HTTPS and caching, a proposal
HTTPS is first-and-foremost end-to-end encryption. 99% of the use cases however, are leveraging HTTPS for its authentication capabilities (I'm generalizing; it depends on the use case). The users of a website want to know with complete certainty that their browsing session is not being intercepted and altered by a third-party. Most users (again, a generalization) do not care if their ISP knows that they requested jquery, font-awesome, bootstrap or some other universally-used library. If you want to know more about the benefits (er, necessities) of authentication, read this post by Troy Hunt. Yes, it is nearly 4 years old, but in that time there has been no progress in breaking up authentication and encryption schemes for websites.
The problem with HTTPS is that it is completely opaque to the entire network between the website's front-end host and the browser. This bypasses the many caching proxies that (may or may not) sit between the website host and the end user.
I have come up with a solution which allows the existing infrastructure to cache and accelerate traffic, while keeping the promise that none of the data can be modified in flight. This proposal would purposely allow the data to be inspected in flight, so that various intermediate servers could cache requests aggressively and short-circuit the round-trip between client and server.
The design is fairly simple. It involves the server setting a cache-expiry header similar to the way they already do, but it also requires the server to sign the responses with the private key corresponding to the domain's https certificate. The intermediate servers are allowed to cache these responses up to the expiration time. Because the responses are cryptographically signed by the origin server, the client can be confident that the response has not been modified (at least, as confident as one can be when trusting the current HTTPS scheme since the trust is inherited from the private key/cert).
This proposed protocol could be called HTTPA, where the A stands for Authenticated. It would replace HTTP for content which is not user-specific nor particularly high-value such as graphics, scripts, css, and other static resources. It could also be used for any data which is requested frequently, but which are still not user-specific or needing privacy such as stock data, game scores, etc.

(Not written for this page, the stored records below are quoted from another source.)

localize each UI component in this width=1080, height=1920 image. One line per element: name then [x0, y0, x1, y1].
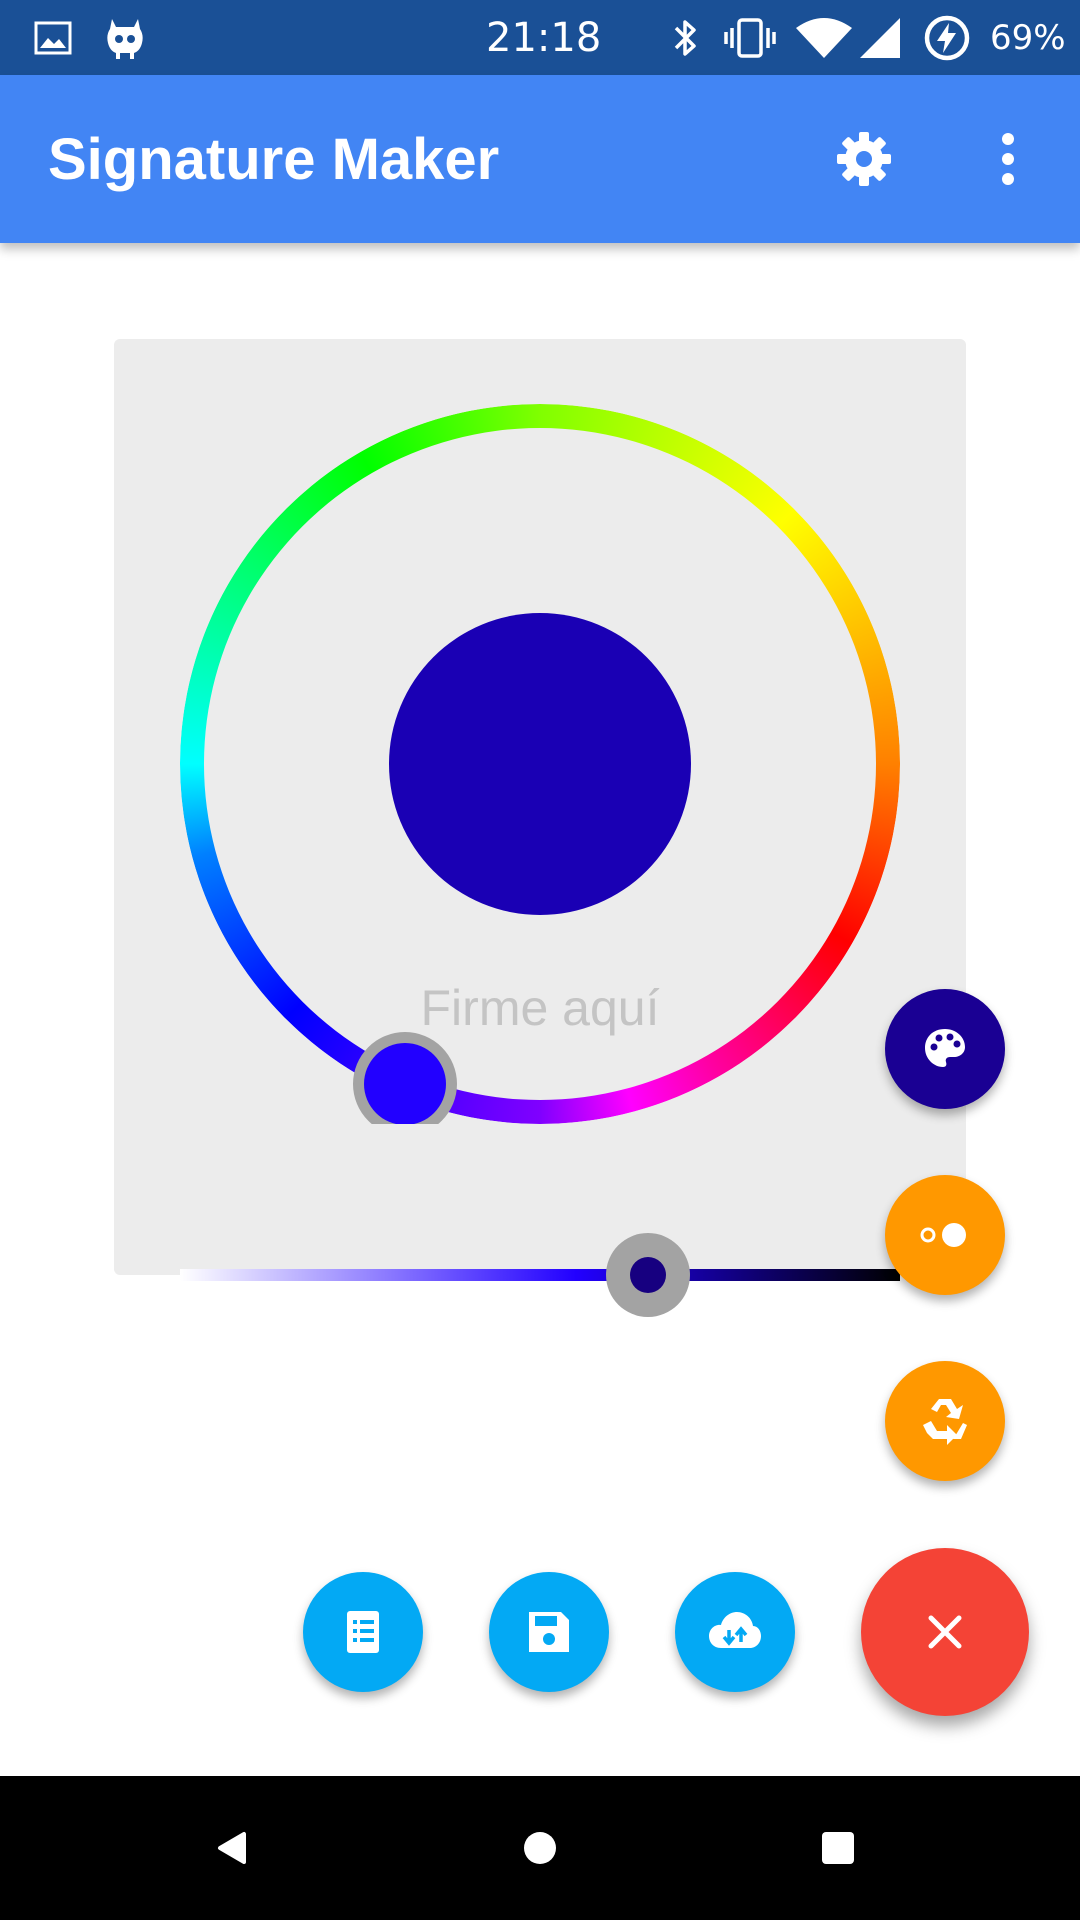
hue-handle[interactable] — [364, 1043, 446, 1124]
stroke-width-icon — [920, 1223, 966, 1247]
stroke-width-button[interactable] — [885, 1175, 1005, 1295]
cyanogen-mascot-icon — [104, 0, 146, 75]
battery-percent: 69% — [990, 17, 1066, 58]
status-clock: 21:18 — [486, 14, 602, 61]
app-title: Signature Maker — [48, 126, 500, 192]
overflow-menu-button[interactable] — [968, 119, 1048, 199]
recycle-icon — [923, 1399, 967, 1445]
save-icon — [529, 1612, 569, 1652]
value-slider-track — [180, 1269, 900, 1281]
gallery-icon — [34, 0, 72, 75]
more-vert-icon — [1002, 133, 1014, 185]
screen: 21:18 69% Signature Maker Firme aquí — [0, 0, 1080, 1920]
recycle-button[interactable] — [885, 1361, 1005, 1481]
signature-hint: Firme aquí — [420, 980, 660, 1036]
settings-icon — [837, 132, 891, 186]
cloud-sync-button[interactable] — [675, 1572, 795, 1692]
vibrate-icon — [722, 0, 778, 75]
palette-icon — [925, 1029, 965, 1067]
app-bar: Signature Maker — [0, 75, 1080, 243]
settings-button[interactable] — [824, 119, 904, 199]
recents-icon — [822, 1832, 854, 1864]
value-slider[interactable] — [180, 1229, 900, 1321]
cell-signal-icon — [858, 0, 902, 75]
checklist-icon — [347, 1611, 379, 1653]
battery-charging-icon — [922, 0, 972, 75]
palette-button[interactable] — [885, 989, 1005, 1109]
home-icon — [524, 1832, 556, 1864]
value-handle[interactable] — [630, 1257, 666, 1293]
home-button[interactable] — [504, 1812, 576, 1884]
close-menu-button[interactable] — [861, 1548, 1029, 1716]
checklist-button[interactable] — [303, 1572, 423, 1692]
status-bar: 21:18 69% — [0, 0, 1080, 75]
bluetooth-icon — [670, 0, 702, 75]
wifi-icon — [794, 0, 854, 75]
back-button[interactable] — [198, 1812, 270, 1884]
navigation-bar — [0, 1776, 1080, 1920]
recents-button[interactable] — [802, 1812, 874, 1884]
back-icon — [218, 1832, 246, 1864]
cloud-sync-icon — [709, 1612, 761, 1648]
save-button[interactable] — [489, 1572, 609, 1692]
color-picker-panel: Firme aquí — [114, 339, 966, 1317]
selected-color-preview — [389, 613, 691, 915]
close-icon — [928, 1615, 962, 1649]
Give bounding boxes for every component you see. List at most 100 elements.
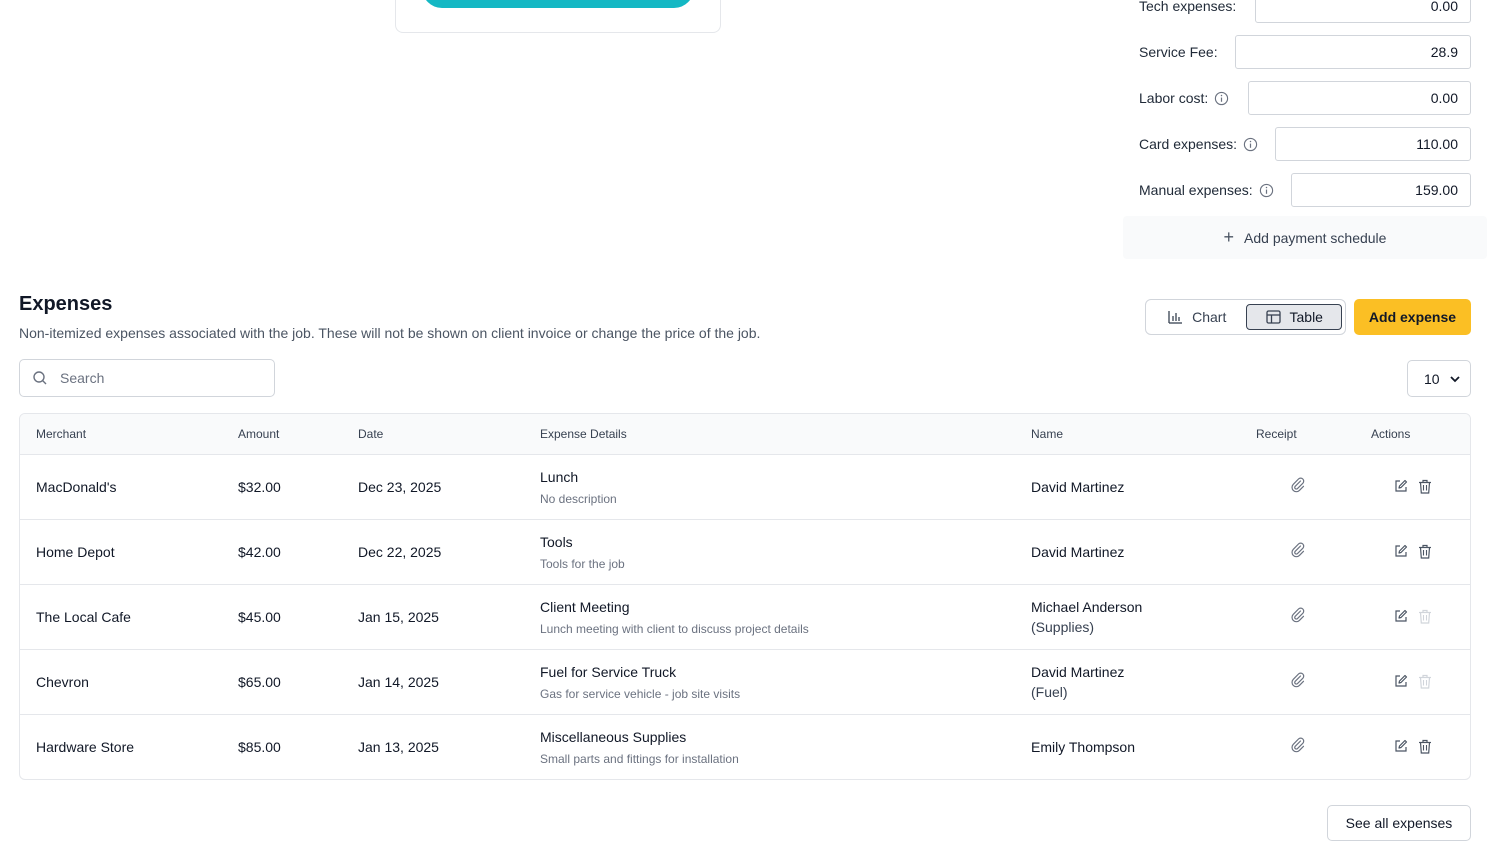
chart-view-button[interactable]: Chart	[1149, 304, 1245, 330]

The real tradeoff is frequency of request vs CPU intensity of signing responses.
HTTPA resources referenced from an HTTPS page would not generate a mixed-content warning, as all of the content is authenticated and guaranteed to be pristine and exactly what the server would have sent. Additionally, the user-agent should be able to replace all occurrences of HTTPA with HTTPS, and still receive the same results. Given this parity, users who are paranoid about eavesdropping can turn on full encryption and browse as they would today. Another benefit of this is that you can POST credentials from HTTPA to HTTPS without fear of interception. Your landing page must be authenticated and guaranteed not to be modified in transit. This is guaranteed by HTTPA and not HTTP.
Perhaps the only leakage of information would come in the form of the referer header, which user-agents area already required to mask when requesting a non-secure resource from a secure one. This would remain intact; in the context of the misspelled referer header, HTTPA would be treated the same as HTTP.
In essence, it provides servers with a means to offload some requests to the myriad of caching servers on the internet, without requiring the server operator to give up their private key (a HUGE no-no for many enterprises), fall back to plain HTTP (and risk injected malware), or set up some elaborate CDN (no hate to you CDN providers out there, you're great!). In fact, this would help to augment CDNs because they would not have to make requests for resources if they had cached responses which were signed and unexpired.
The only real drawback to using this is that the server cannot track subresource hits, (or perform analytics on the logs) because these subresources might be cached. Additionally, cookes would be necessarily disabled for HTTPA, because the entire HTTP response is signed, including headers. This removes the reliance on cookieless domains for reducing response packet size (but you still want a few domains for parallelization, which can all benefit even further from HTTPA on initial pageload).
Given a Node.js http/s server, it would not be very difficult to use the crypto module to intercept the http response, sign it, then send it off (possibly with the signature in the trailers, or sign, add the signature as a header, then have the user-agent strip the signature header before verifying the signature). I'll publish a POC soon. Watch this space.
This design has been implemented successfully in another protocol, namely DNSSEC. DNSSEC is what inspired this post.